The meaning of food in children's lives is in the end the product of their parents. These meanings are often irrationally contradictory. It is parents who cut the crusts from bread for sandwiches or peel the potatoes even though they tell their children that you should not waste anything and that there are good vitamins in the skins of potatoes. It is parents who tell children that they won't get that sticky sweet dessert until they eat their vegetables, setting up sweets as a reward for the presumed hardship of eating healthy foods.

Some parents in families where schedules are difficult to coordinate do not insist that the family eat together and do not set a family dinner as a priority because it seems impossible: they may have given up on taking charge. But at the same time, they bemoan their children's bad table manners and "accidental" eating habits, which are results of the lack of a family meal. In Japan and in America there are similar situations. I ask my American students how many times a week they eat together with their families, and on average, they report once a week. Some never sit down together with their families. They don't eat away from home; they eat at random times, taking food from the refrigerator and heating it in the microwave. Or they buy food at a convenience store or a pizza takeout store. One student said, it is food, not a meal. I also ask, what rules for eating does your family observe? One said, "don't eat with your hands" and another said "wash your own dishes." These would be considered fairly rudimentary, or even strange, regulations in my family.

In the early 20th century, the increasing use of the dining room table in Japan led to discussions in magazines and newspapers about the Western family meal, including details about including children in conversation, and including the mother as more than food preparer and server. My family never achieved the level of polite discourse these articles said Western families demonstrated. My brothers and I fought, my parents dictated, and my father finally demanded silence. But fighting was communication and assertion of civilization did set some standards. It is at the shared table that children learn much more than the use of knives and forks: they learn civility and they learn about at least the ideals of community a family represents.

The empty dining table is one problem; at the other extreme is the over-attentive food watchers: there are parents who hover over their children like helicopters, anxious about what they are eating, how they are eating it and how much "junk" food they ingest. They concern themselves with food allergies, well beyond diagnostic evidence. Anxiety characterizes their attitude towards food and this is conveyed to the child, who might ask nervously when approaching a new food "Mom, do I like this?"

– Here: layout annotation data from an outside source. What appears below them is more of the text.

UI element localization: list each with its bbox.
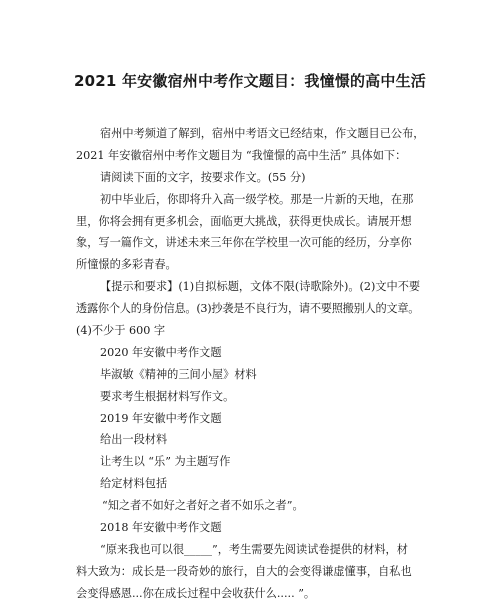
section-heading: 2019 年安徽中考作文题 xyxy=(100,411,222,425)
page-title: 2021 年安徽宿州中考作文题目：我憧憬的高中生活 xyxy=(74,72,426,90)
paragraph-line: 让考生以 “乐” 为主题写作 xyxy=(100,455,231,469)
paragraph-line: 给出一段材料 xyxy=(100,433,168,447)
paragraph-line: 象，写一篇作文，讲述未来三年你在学校里一次可能的经历，分享你 xyxy=(76,236,412,250)
paragraph-line: (4)不少于 600 字 xyxy=(76,324,166,338)
paragraph-line: 初中毕业后，你即将升入高一级学校。那是一片新的天地，在那 xyxy=(100,192,414,206)
paragraph-line: 料大致为：成长是一段奇妙的旅行，自大的会变得谦虚懂事，自私也 xyxy=(76,564,412,578)
paragraph-line: 要求考生根据材料写作文。 xyxy=(100,389,235,403)
paragraph-line: 2021 年安徽宿州中考作文题目为 “我憧憬的高中生活” 具体如下： xyxy=(76,148,407,162)
paragraph-line: 会变得感恩...你在成长过程中会收获什么..... ”。 xyxy=(76,586,316,600)
section-heading: 2018 年安徽中考作文题 xyxy=(100,521,222,535)
paragraph-line: 请阅读下面的文字，按要求作文。(55 分) xyxy=(100,170,306,184)
paragraph-line: 【提示和要求】(1)自拟标题，文体不限(诗歌除外)。(2)文中不要 xyxy=(100,280,421,294)
paragraph-line: 宿州中考频道了解到，宿州中考语文已经结束，作文题目已公布， xyxy=(100,127,425,140)
paragraph-line: 给定材料包括 xyxy=(100,477,168,491)
paragraph-line: 毕淑敏《精神的三间小屋》材料 xyxy=(100,367,257,381)
article-body xyxy=(76,123,431,605)
paragraph-line: “原来我也可以很_____”，考生需要先阅读试卷提供的材料，材 xyxy=(100,542,408,556)
paragraph-line: 所憧憬的多彩青春。 xyxy=(76,258,177,272)
paragraph-line: 透露你个人的身份信息。(3)抄袭是不良行为，请不要照搬别人的文章。 xyxy=(76,302,420,316)
paragraph-line: 里，你将会拥有更多机会，面临更大挑战，获得更快成长。请展开想 xyxy=(76,214,412,228)
section-heading: 2020 年安徽中考作文题 xyxy=(100,345,222,359)
quote-line: “知之者不如好之者好之者不如乐之者”。 xyxy=(102,499,304,513)
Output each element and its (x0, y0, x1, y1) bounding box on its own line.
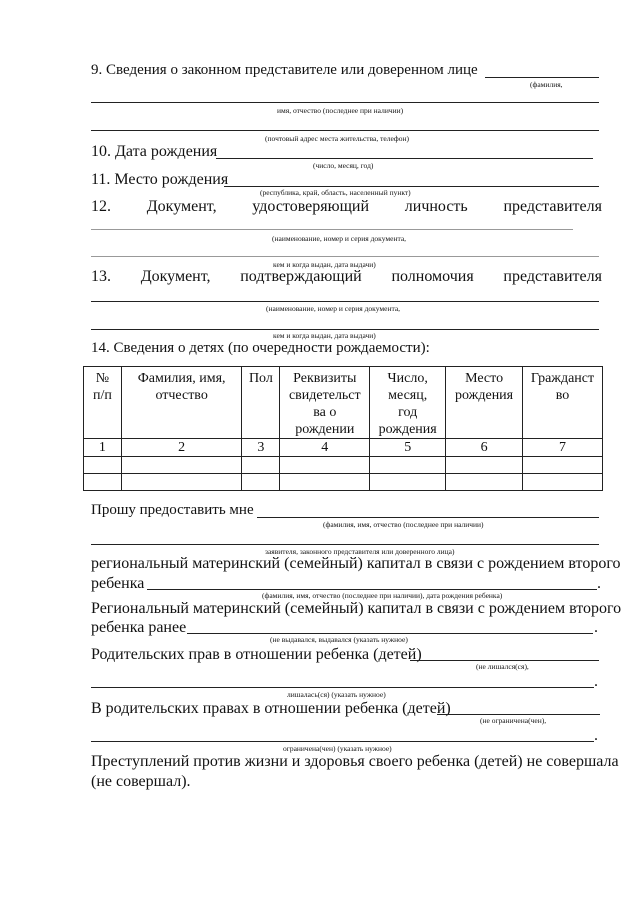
table-cell[interactable] (370, 457, 446, 474)
header-line: Место (465, 371, 504, 386)
caption-surname: (фамилия, (530, 80, 563, 89)
table-cell[interactable] (280, 457, 370, 474)
caption-deprived-1: (не лишался(ся), (476, 662, 529, 671)
section12-word: удостоверяющий (252, 198, 370, 215)
column-number: 7 (523, 439, 603, 457)
section13-word: подтверждающий (240, 268, 362, 285)
table-cell[interactable] (446, 474, 523, 491)
capital1-line1: региональный материнский (семейный) капитал в связи с рождением второго (91, 555, 621, 572)
header-line: п/п (92, 388, 112, 403)
col-header-certificate (280, 367, 370, 439)
table-cell[interactable] (242, 474, 280, 491)
table-number-row (84, 439, 603, 457)
authority-issued-field[interactable] (91, 329, 599, 330)
crimes-line1: Преступлений против жизни и здоровья своего ребенка (детей) не совершала (91, 753, 619, 770)
table-cell[interactable] (84, 457, 122, 474)
children-table (83, 366, 603, 491)
section12-word: представителя (503, 198, 602, 215)
caption-second-child: (фамилия, имя, отчество (последнее при наличии), дата рождения ребенка) (262, 591, 503, 600)
col-header-number (84, 367, 122, 439)
table-cell[interactable] (523, 457, 603, 474)
representative-address-field[interactable] (91, 130, 599, 131)
section11-label: 11. Место рождения (91, 171, 229, 188)
caption-name: имя, отчество (последнее при наличии) (277, 106, 404, 115)
col-header-birth-place (446, 367, 523, 439)
second-child-field[interactable] (147, 589, 597, 590)
header-line: Гражданст (530, 371, 595, 386)
header-line: рождения (455, 388, 514, 403)
deprived-field-1[interactable] (410, 660, 599, 661)
deprived-field-2[interactable] (91, 687, 594, 688)
section12-label (91, 198, 602, 216)
section13-word: полномочия (391, 268, 474, 285)
capital-issued-field[interactable] (187, 633, 593, 634)
header-line: Пол (248, 371, 273, 386)
col-header-fio (121, 367, 242, 439)
section12-word: Документ, (146, 198, 217, 215)
caption-authority-issued: кем и когда выдан, дата выдачи) (273, 331, 376, 340)
parental-rights-label: Родительских прав в отношении ребенка (детей) (91, 646, 422, 663)
col-header-citizenship (523, 367, 603, 439)
caption-identity-issued: кем и когда выдан, дата выдачи) (273, 260, 376, 269)
column-number: 4 (280, 439, 370, 457)
caption-authority-doc: (наименование, номер и серия документа, (266, 304, 401, 313)
header-line: во (555, 388, 570, 403)
col-header-sex (242, 367, 280, 439)
caption-request-fio: (фамилия, имя, отчество (последнее при наличии) (323, 520, 484, 529)
capital2-line1: Региональный материнский (семейный) капитал в связи с рождением второго (91, 600, 622, 617)
representative-surname-field[interactable] (485, 77, 599, 78)
identity-doc-field[interactable] (91, 229, 573, 230)
table-cell[interactable] (242, 457, 280, 474)
capital1-dot: . (597, 575, 601, 592)
column-number: 6 (446, 439, 523, 457)
capital2-line2: ребенка ранее (91, 619, 187, 636)
section12-word: личность (404, 198, 468, 215)
caption-deprived-2: лишалась(ся) (указать нужное) (287, 690, 386, 699)
caption-birth-place: (республика, край, область, населенный пункт) (260, 188, 411, 197)
table-cell[interactable] (121, 457, 242, 474)
table-cell[interactable] (370, 474, 446, 491)
table-header-row (84, 367, 603, 439)
caption-identity-doc: (наименование, номер и серия документа, (272, 234, 407, 243)
header-line: № (95, 371, 110, 386)
section13-word: представителя (503, 268, 602, 285)
parental-rights-dot: . (594, 673, 598, 690)
caption-request-applicant: заявителя, законного представителя или доверенного лица) (265, 547, 455, 556)
representative-name-field[interactable] (91, 102, 599, 103)
header-line: Реквизиты (293, 371, 357, 386)
section10-label: 10. Дата рождения (91, 143, 218, 160)
birth-date-field[interactable] (216, 158, 593, 159)
caption-address: (почтовый адрес места жительства, телефон) (265, 134, 409, 143)
column-number: 5 (370, 439, 446, 457)
table-row (84, 457, 603, 474)
authority-doc-field[interactable] (91, 301, 599, 302)
table-cell[interactable] (84, 474, 122, 491)
limited-rights-dot: . (594, 727, 598, 744)
section13-label (91, 268, 602, 286)
column-number: 3 (242, 439, 280, 457)
limited-rights-label: В родительских правах в отношении ребенка (детей) (91, 700, 451, 717)
capital2-dot: . (594, 619, 598, 636)
section9-label: 9. Сведения о законном представителе или доверенном лице (91, 62, 478, 78)
col-header-birth-date (370, 367, 446, 439)
header-line: Число, (387, 371, 428, 386)
capital1-line2: ребенка (91, 575, 145, 592)
table-cell[interactable] (523, 474, 603, 491)
limited-field-2[interactable] (91, 741, 594, 742)
header-line: свидетельст (288, 388, 361, 403)
column-number: 1 (84, 439, 122, 457)
request-fio-field[interactable] (257, 517, 599, 518)
request-applicant-field[interactable] (91, 544, 599, 545)
header-line: ва о (313, 405, 337, 420)
caption-birth-date: (число, месяц, год) (313, 161, 374, 170)
section14-label: 14. Сведения о детях (по очередности рождаемости): (91, 340, 430, 356)
header-line: месяц, (388, 388, 428, 403)
header-line: рождения (378, 422, 437, 437)
identity-issued-field[interactable] (91, 256, 599, 257)
header-line: рождении (295, 422, 355, 437)
section13-word: Документ, (140, 268, 211, 285)
table-cell[interactable] (280, 474, 370, 491)
section12-word: 12. (91, 198, 111, 215)
caption-limited-2: ограничена(чен) (указать нужное) (283, 744, 392, 753)
crimes-line2: (не совершал). (91, 773, 191, 790)
header-line: год (398, 405, 418, 420)
header-line: Фамилия, имя, (137, 371, 226, 386)
caption-capital-issued: (не выдавался, выдавался (указать нужное) (270, 635, 408, 644)
table-cell[interactable] (121, 474, 242, 491)
birth-place-field[interactable] (224, 186, 599, 187)
table-cell[interactable] (446, 457, 523, 474)
section13-word: 13. (91, 268, 111, 285)
caption-limited-1: (не ограничена(чен), (480, 716, 547, 725)
header-line: отчество (155, 388, 208, 403)
request-label: Прошу предоставить мне (91, 502, 254, 518)
column-number: 2 (121, 439, 242, 457)
limited-field-1[interactable] (437, 714, 600, 715)
table-row (84, 474, 603, 491)
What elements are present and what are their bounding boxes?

Liking food is a start for loving life and engaging with the wider worlds of food and people. My son's teacher once told him to do or try something new every day. Anything at all, from taking a different route to school to picking up a book on birding in the library. He chose for a while to try a different food every day, and went with me to the market to find a vegetable or fruit he'd never had. He didn't like everything of course, but I am still grateful to that teacher for making an explorer out of a stay-at-home culinary imagination.

Above all, it should be about liking food, being comfortable and also joyous about food. In either case, the most important lesson about food goes missing: that is, the pleasure, the sheer sensual pleasure of making and eating good food, an engagement that should be present for children and parents together. Getting into the food is not about lessons of measurement and precision, though those are present too; it is about getting friendly with ingredients and the magic of cooking. In my kitchen I have kneaded bread with my children. We sometimes threw bits of dough at each other, and ate the raw dough, and messed about a lot. I taught them how to do it; they taught me how to have fun doing it.